Marie-Philip Poulin, cigare à la bouche et médaille au cou, célèbre le titre de l’équipe canadienne de hockey aux Jeux de Vancouver. C’est un vrai timbre, autorisé par l’agence postale du Mozambique, mais produit par une agence externe, Stamperija.

Depuis 20 ans, cette entreprise lituanienne a convaincu une dizaine de pays d’Afrique de lui confier leur production postale. Stamperija a ensuite inondé le marché de timbres destinés aux collectionneurs, et n’ayant aucun rapport avec l’histoire de ces pays.

Dans le milieu philatélique, cette pratique est controversée. C’est que ces timbres sont rarement offerts dans les pays émetteurs. Pour se les procurer, il faut passer par des sites de revente, ou celui de l’agence.

« Nous n’étions pas au courant » de l’existence de ce timbre, m’a indiqué l’agente de Marie-Philip Poulin, Dominique Ladouceur. J’ai demandé à Stamperija si l’entreprise possédait les droits d’image pour les Jeux olympiques et les Championnats du monde.

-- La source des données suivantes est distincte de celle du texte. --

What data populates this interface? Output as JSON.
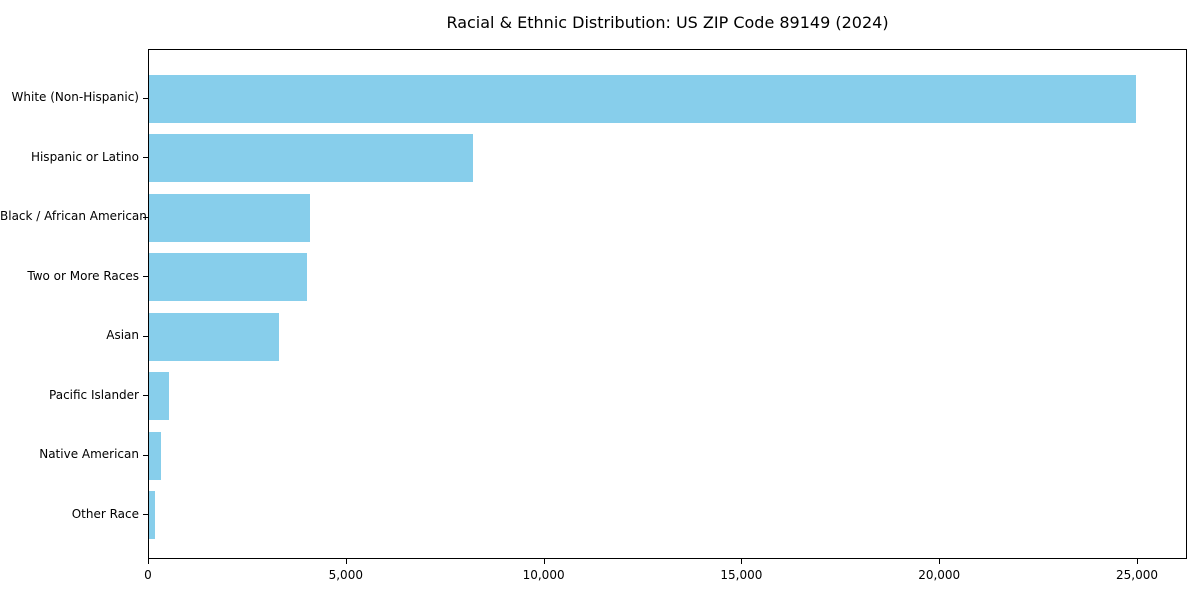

« Normalement, [les timbres] ne devraient pas porter de logos, de trophées et d’autres éléments sous licence liés à des lieux particuliers », m’a répondu un porte-parole.

« Les joueurs ont pu être considérés comme des personnes publiques internationales qui méritent d’être honorées sur des timbres. Gardez à l’esprit que la décision d’émettre des timbres a été prise et validée par les autorités postales des pays concernés, et non par Stamperija. » C’est toutefois Stamperija qui propose la plupart des sujets, précise le porte-parole.

Maxim Noreau (Sierra Leone 2018, Togo 2018)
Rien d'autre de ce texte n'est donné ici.